Solutions

1. Breadth First Search - I

class Solution:
    def openLock(self, deadends: List[str], target: str) -> int:
        if "0000" in deadends:
            return -1

        def children(lock):
            res = []
            for i in range(4):
                digit = str((int(lock[i]) + 1) % 10)
                res.append(lock[:i] + digit + lock[i+1:])
                digit = str((int(lock[i]) - 1 + 10) % 10)
                res.append(lock[:i] + digit + lock[i+1:])
            return res

        q = deque([("0000", 0)])
        visit = set(deadends)

        while q:
            lock, turns = q.popleft()
            if lock == target:
                return turns
            for child in children(lock):
                if child not in visit:
                    visit.add(child)
                    q.append((child, turns + 1))
        return -1

Time & Space Complexity

Time complexity: $O(d ^ n + m)$
Space complexity: $O(d ^ n)$

Where $d$ is the number of digits $(0 - 9)$ , $n$ is the number of wheels $(4)$ , and $m$ is the number of deadends.

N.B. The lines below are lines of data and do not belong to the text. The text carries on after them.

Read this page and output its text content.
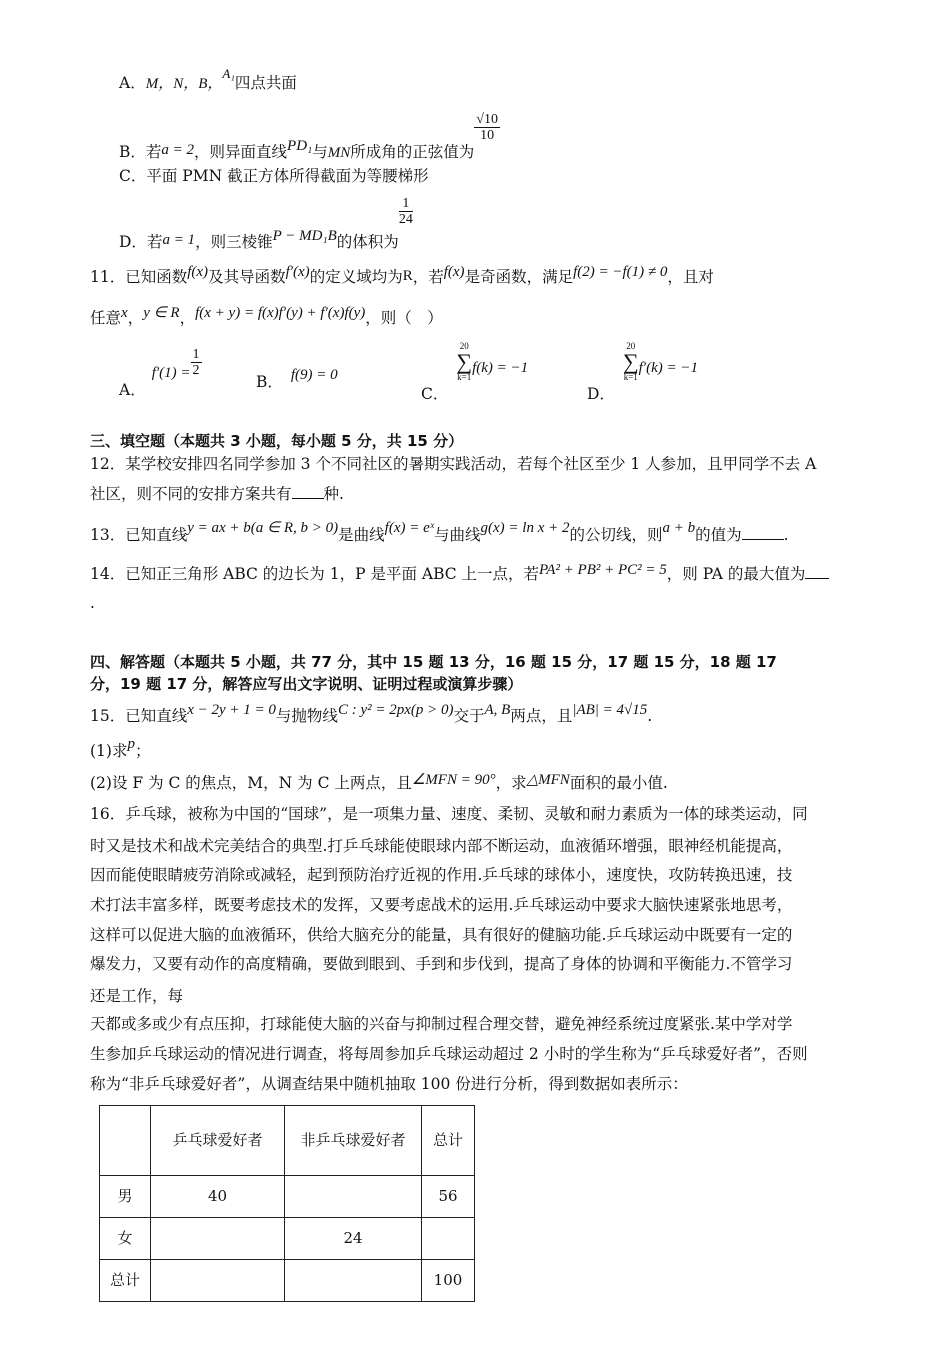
A．M，N，B，$^{A_1}$四点共面
B．若a = 2，则异面直线PD₁与MN所成角的正弦值为
$\frac{√10}{10}$
C．平面 PMN 截正方体所得截面为等腰梯形
D．若a = 1，则三棱锥P − MD₁B的体积为
$\frac{1}{24}$
11．已知函数f(x)及其导函数f′(x)的定义域均为R，若f(x)是奇函数，满足f(2) = −f(1) ≠ 0，且对
任意x，y ∈ R，f(x + y) = f(x)f′(y) + f′(x)f(y)，则（　）
A．$f'(1) = \frac{1}{2}$
B． f(9) = 0
C．
20
∑
k=1
f(k) = −1
D．
20
∑
k=1
f′(k) = −1
三、填空题（本题共 3 小题，每小题 5 分，共 15 分）
12．某学校安排四名同学参加 3 个不同社区的暑期实践活动，若每个社区至少 1 人参加，且甲同学不去 A
社区，则不同的安排方案共有 种.
13．已知直线y = ax + b(a ∈ R, b > 0)是曲线f(x) = eˣ与曲线g(x) = ln x + 2的公切线，则a + b的值为	.
14．已知正三角形 ABC 的边长为 1，P 是平面 ABC 上一点，若PA² + PB² + PC² = 5，则 PA 的最大值为
.
四、解答题（本题共 5 小题，共 77 分，其中 15 题 13 分，16 题 15 分，17 题 15 分，18 题 17
分，19 题 17 分，解答应写出文字说明、证明过程或演算步骤）
15．已知直线x − 2y + 1 = 0与抛物线C : y² = 2px(p > 0)交于A, B两点，且|AB| = 4√15.
(1)求p；
(2)设 F 为 C 的焦点，M，N 为 C 上两点，且∠MFN = 90°，求△MFN面积的最小值.
16．乒乓球，被称为中国的“国球”，是一项集力量、速度、柔韧、灵敏和耐力素质为一体的球类运动，同
时又是技术和战术完美结合的典型.打乒乓球能使眼球内部不断运动，血液循环增强，眼神经机能提高，
因而能使眼睛疲劳消除或减轻，起到预防治疗近视的作用.乒乓球的球体小，速度快，攻防转换迅速，技
术打法丰富多样，既要考虑技术的发挥，又要考虑战术的运用.乒乓球运动中要求大脑快速紧张地思考，
这样可以促进大脑的血液循环，供给大脑充分的能量，具有很好的健脑功能.乒乓球运动中既要有一定的
爆发力，又要有动作的高度精确，要做到眼到、手到和步伐到，提高了身体的协调和平衡能力.不管学习
还是工作，每
天都或多或少有点压抑，打球能使大脑的兴奋与抑制过程合理交替，避免神经系统过度紧张.某中学对学
生参加乒乓球运动的情况进行调查，将每周参加乒乓球运动超过 2 小时的学生称为“乒乓球爱好者”，否则
称为“非乒乓球爱好者”，从调查结果中随机抽取 100 份进行分析，得到数据如表所示：
	乒乓球爱好者	非乒乓球爱好者	总计
男	40		56
女		24	
总计			100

2. Breadth First Search - II

class Solution:
    def openLock(self, deadends: List[str], target: str) -> int:
        if target == "0000":
            return 0

        visit = set(deadends)
        if "0000" in visit:
            return -1

        q = deque(["0000"])
        visit.add("0000")
        steps = 0

        while q:
            steps += 1
            for _ in range(len(q)):
                lock = q.popleft()
                for i in range(4):
                    for j in [1, -1]:
                        digit = str((int(lock[i]) + j + 10) % 10)
                        nextLock = lock[:i] + digit + lock[i+1:]
                        if nextLock in visit:
                            continue
                        if nextLock == target:
                            return steps
                        q.append(nextLock)
                        visit.add(nextLock)
        return -1

Time & Space Complexity

Time complexity: $O(d ^ n + m)$
Space complexity: $O(d ^ n)$

Where $d$ is the number of digits $(0 - 9)$ , $n$ is the number of wheels $(4)$ , and $m$ is the number of deadends.

3. Bidirectional Breadth First Search

class Solution:
    def openLock(self, deadends: List[str], target: str) -> int:
        if target == "0000":
            return 0

        visit = set(deadends)
        if "0000" in visit:
            return -1

        begin = {"0000"}
        end = {target}
        steps = 0

        while begin and end:
            if len(begin) > len(end):
                begin, end = end, begin

            steps += 1
            temp = set()
            for lock in begin:
                for i in range(4):
                    for j in [-1, 1]:
                        digit = str((int(lock[i]) + j + 10) % 10)
                        nextLock = lock[:i] + digit + lock[i+1:]

                        if nextLock in end:
                            return steps
                        if nextLock in visit:
                            continue
                        visit.add(nextLock)
                        temp.add(nextLock)
            begin = temp
        return -1

Time & Space Complexity

Time complexity: $O(d ^ n + m)$
Space complexity: $O(d ^ n)$

Where $d$ is the number of digits $(0 - 9)$ , $n$ is the number of wheels $(4)$ , and $m$ is the number of deadends.